Hace solo unos días no pude resistir la tentación de volver a donde había estado la casa en que viví. Llegué cuando terminaba la tarde y no me costó reconocer de inmediato su fachada que suponía era lo único que había quedado. El sol proyectaba sus últimos destellos cobrizos sobre la casa; estaba igual que como la recordaba, pintada de un blanco perla con sus muros intactos, pero para mi sorpresa, reconstruida en su interior y nuevamente habitada.

Me acerqué a la reja y distinguí el fuerte olor a cenizas que la casa expelía desde algún lugar. Los recuerdos de aquel entonces, de forma inevitable, se superponían a las imágenes que veía en ese momento hacia el interior de la casa. Había abundante movimiento y divisé siluetas en cada una de las ventanas que daban hacia el exterior. Creí escuchar a una madre que llamaba a sus hijos a comer, mientras un padre reclamaba por algo; agudas voces de niños se mezclaban unas con otras. No estoy seguro de si comencé a escuchar o solo a recordar gritos y llantos. Simulé hacer alguna labor de jardinería en la berma para así, durante cerca de una hora, seguir el ir y venir de la familia que parecía ser del todo normal.

Al caer la noche, que aún conservaba el calor del que había sido un sofocante día de verano, decidí sentarme en la vereda del frente para pensar, descansar y continuar inadvertido. Pero cuando alcé mis ojos hacia el tejado fue imposible contener el estremecimiento al divisar las mismas chimeneas que, tal como las recordaba, seguían asomándose por los distintos rincones del techo. Espantado comencé a notar como, en medio de esa cálida noche, las chimeneas volvían a exhalar un espeso humo gris mientras dejaban en el aire minúsculos trozos de ceniza que comenzaron a nublar mi mirada.

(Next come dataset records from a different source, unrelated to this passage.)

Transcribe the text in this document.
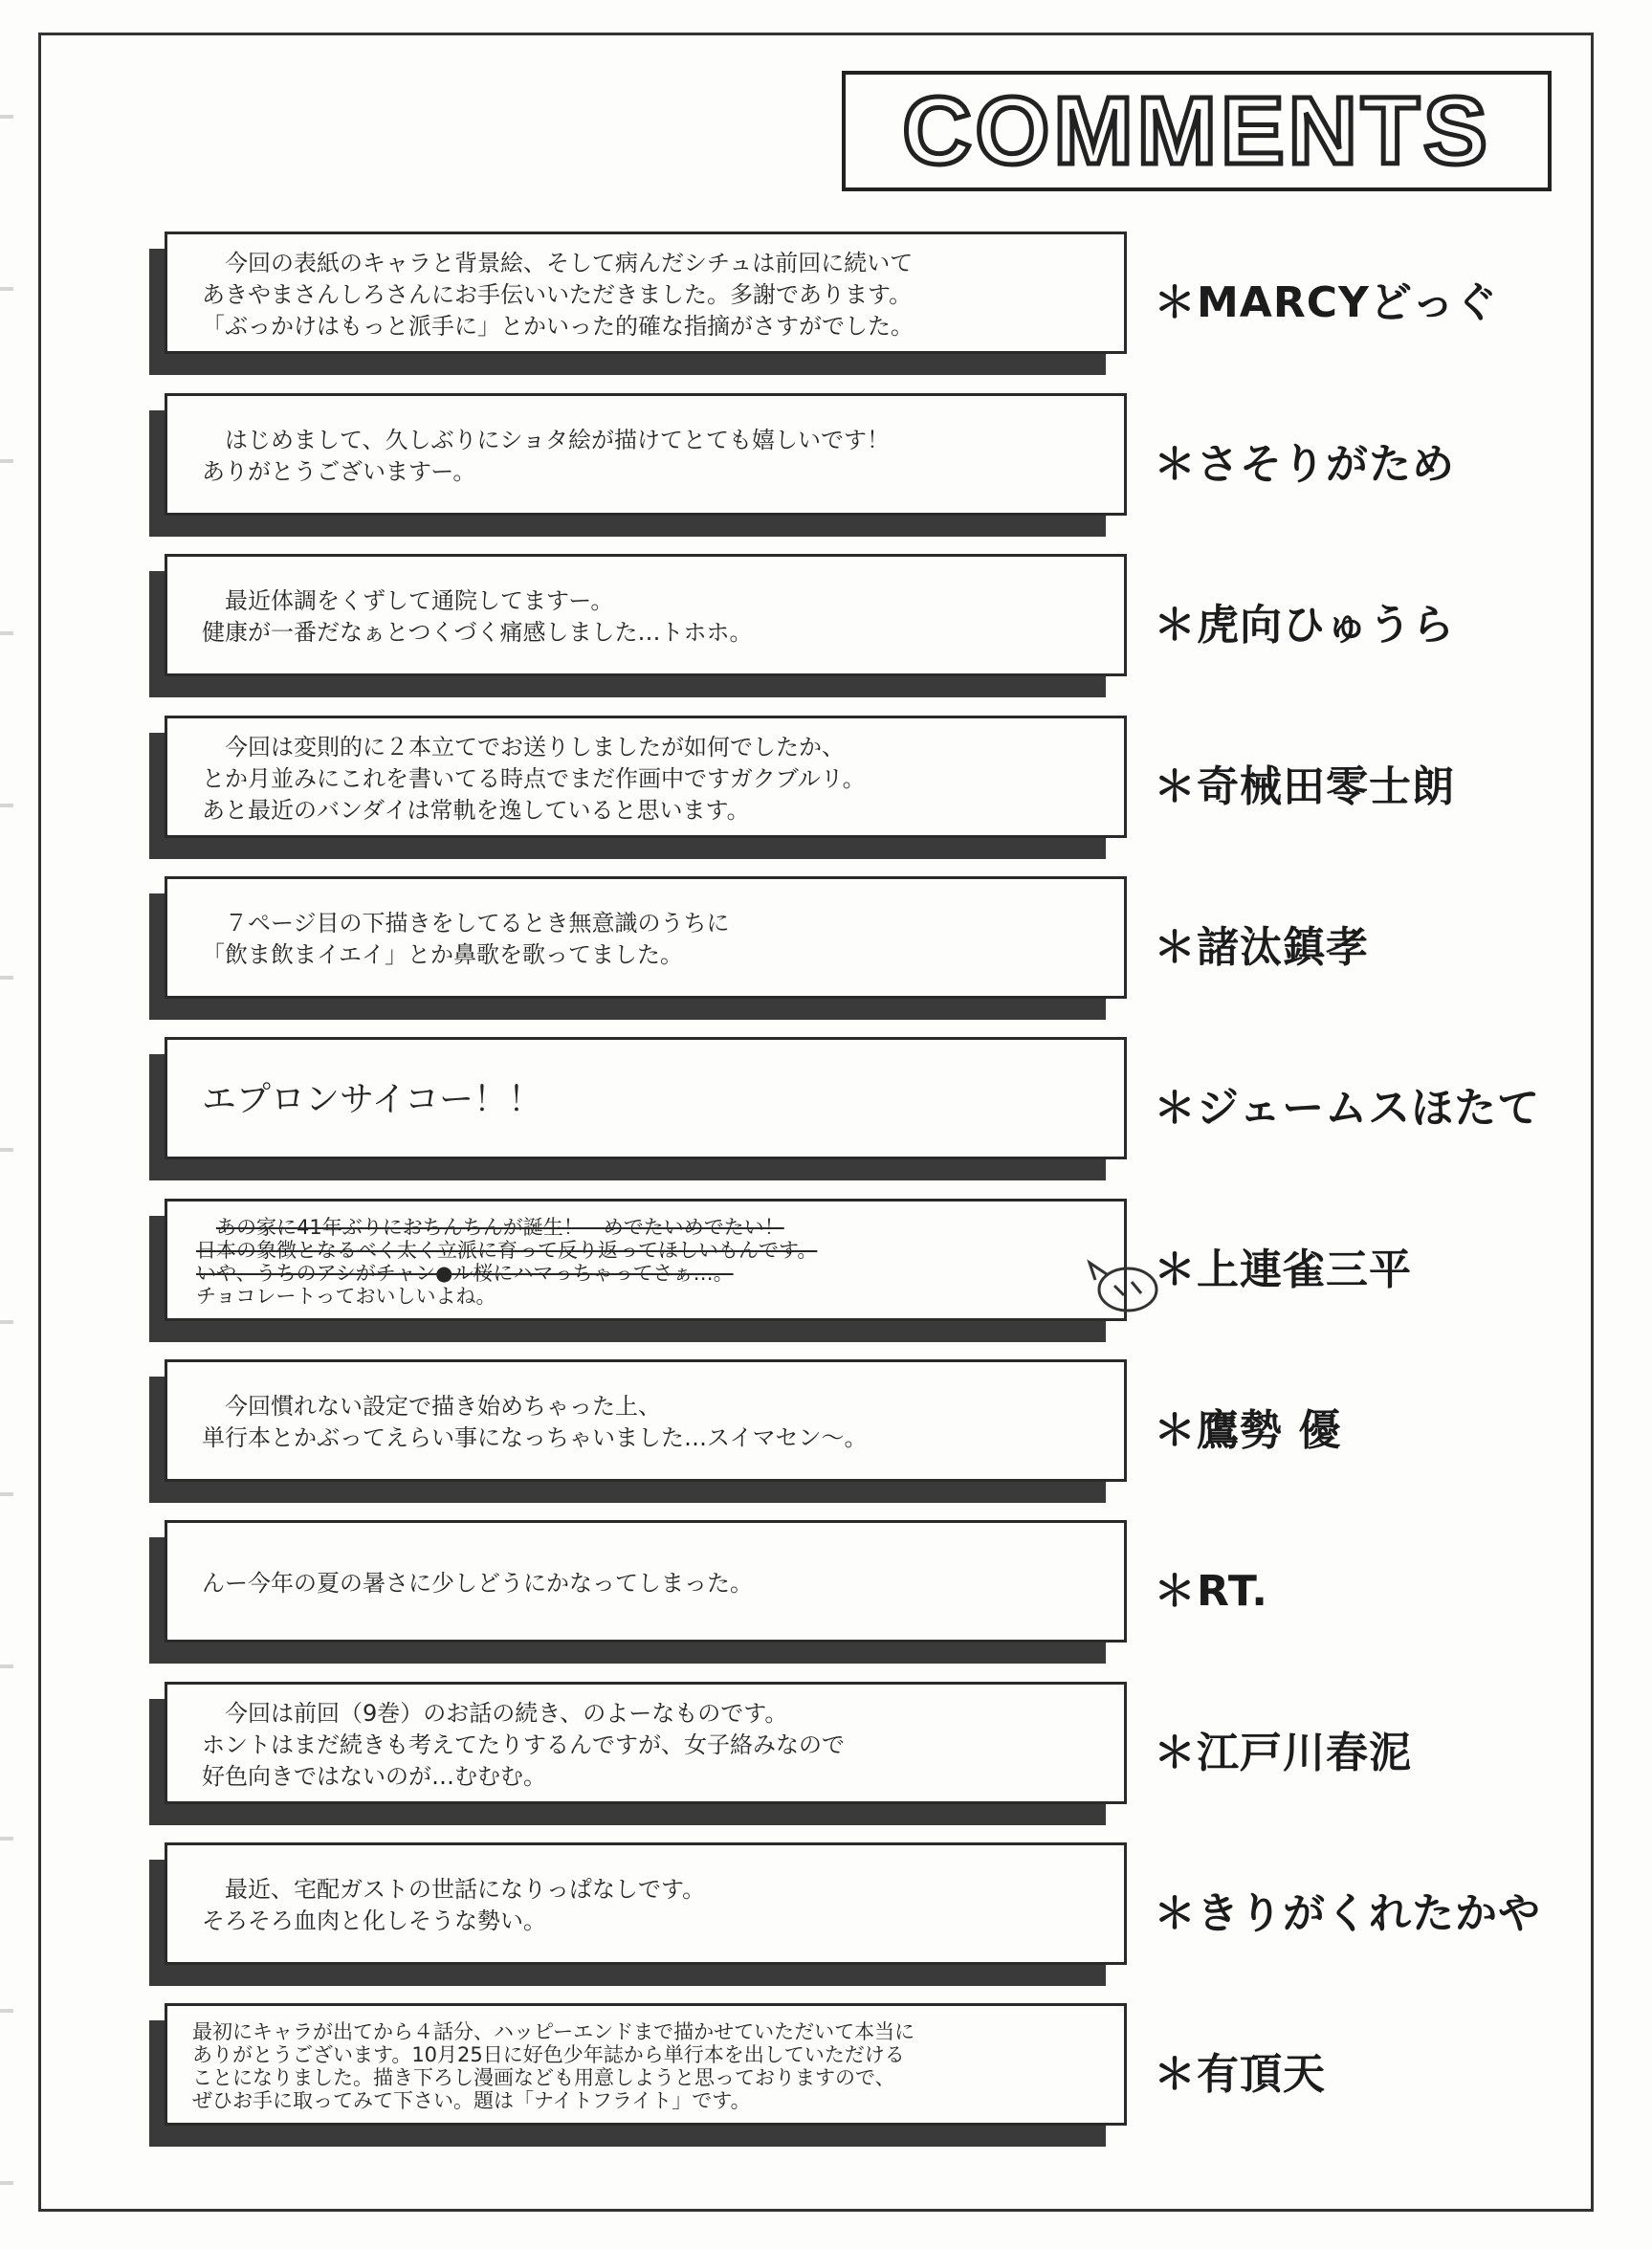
COMMENTS
今回の表紙のキャラと背景絵、そして病んだシチュは前回に続いて
あきやまさんしろさんにお手伝いいただきました。多謝であります。
「ぶっかけはもっと派手に」とかいった的確な指摘がさすがでした。	＊MARCYどっぐ
はじめまして、久しぶりにショタ絵が描けてとても嬉しいです！
ありがとうございますー。	＊さそりがため
最近体調をくずして通院してますー。
健康が一番だなぁとつくづく痛感しました…トホホ。	＊虎向ひゅうら
今回は変則的に２本立てでお送りしましたが如何でしたか、
とか月並みにこれを書いてる時点でまだ作画中ですガクブルリ。
あと最近のバンダイは常軌を逸していると思います。	＊奇械田零士朗
７ページ目の下描きをしてるとき無意識のうちに
「飲ま飲まイエイ」とか鼻歌を歌ってました。	＊諸汰鎮孝
エプロンサイコー！！	＊ジェームスほたて
あの家に41年ぶりにおちんちんが誕生！　めでたいめでたい！
日本の象徴となるべく太く立派に育って反り返ってほしいもんです。
いや、うちのアシがチャン●ル桜にハマっちゃってさぁ…。
チョコレートっておいしいよね。
＊上連雀三平
今回慣れない設定で描き始めちゃった上、
単行本とかぶってえらい事になっちゃいました…スイマセン～。	＊鷹勢 優
んー今年の夏の暑さに少しどうにかなってしまった。	＊RT.
今回は前回（9巻）のお話の続き、のよーなものです。
ホントはまだ続きも考えてたりするんですが、女子絡みなので
好色向きではないのが…むむむ。	＊江戸川春泥
最近、宅配ガストの世話になりっぱなしです。
そろそろ血肉と化しそうな勢い。	＊きりがくれたかや
最初にキャラが出てから４話分、ハッピーエンドまで描かせていただいて本当に
ありがとうございます。10月25日に好色少年誌から単行本を出していただける
ことになりました。描き下ろし漫画なども用意しようと思っておりますので、
ぜひお手に取ってみて下さい。題は「ナイトフライト」です。
＊有頂天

Seguí el recorrido de esas partículas suspendidas en el aire. Abrí la reja exterior y caminé por el patio. Divisé a mis mascotas, pero cuando intenté acercarme a ellas se alejaron asustadas. Ingresé a la casa por la puerta principal que estaba entreabierta. Poco a poco comencé a escuchar gritos, luego golpes y el crujir de las llamas. Dos cuerpos calcinados yacían en el piso. El techo esparcía llamaradas que me rozaban la cabeza. La puerta principal ardía. Corrí para subir por las escaleras a refugiarme en la que había sido mi habitación. Una mano del color de una brasa ardiente intentó tomar mis pies y encendió mi pantalón. Me deshice de ella, apagué el incipiente fuego y luego vi a una figura rojiza que me aguardaba al final de la escala. Subí a toda velocidad y la empujé arrojándola con tanta fuerza hacia un lado que hizo que el ventanal reventara. Mis manos ardían de dolor.

Cuando logré entrar a la habitación, cerré la puerta, di media vuelta y vi a mi pequeño hermano durmiendo profundamente a un costado de la que había sido mi cama, que permanecía intacta. Adolorido, me acosté a su lado como lo había hecho tantas veces. Suspiré. Temblando aguardé hasta que todo volviera a suceder.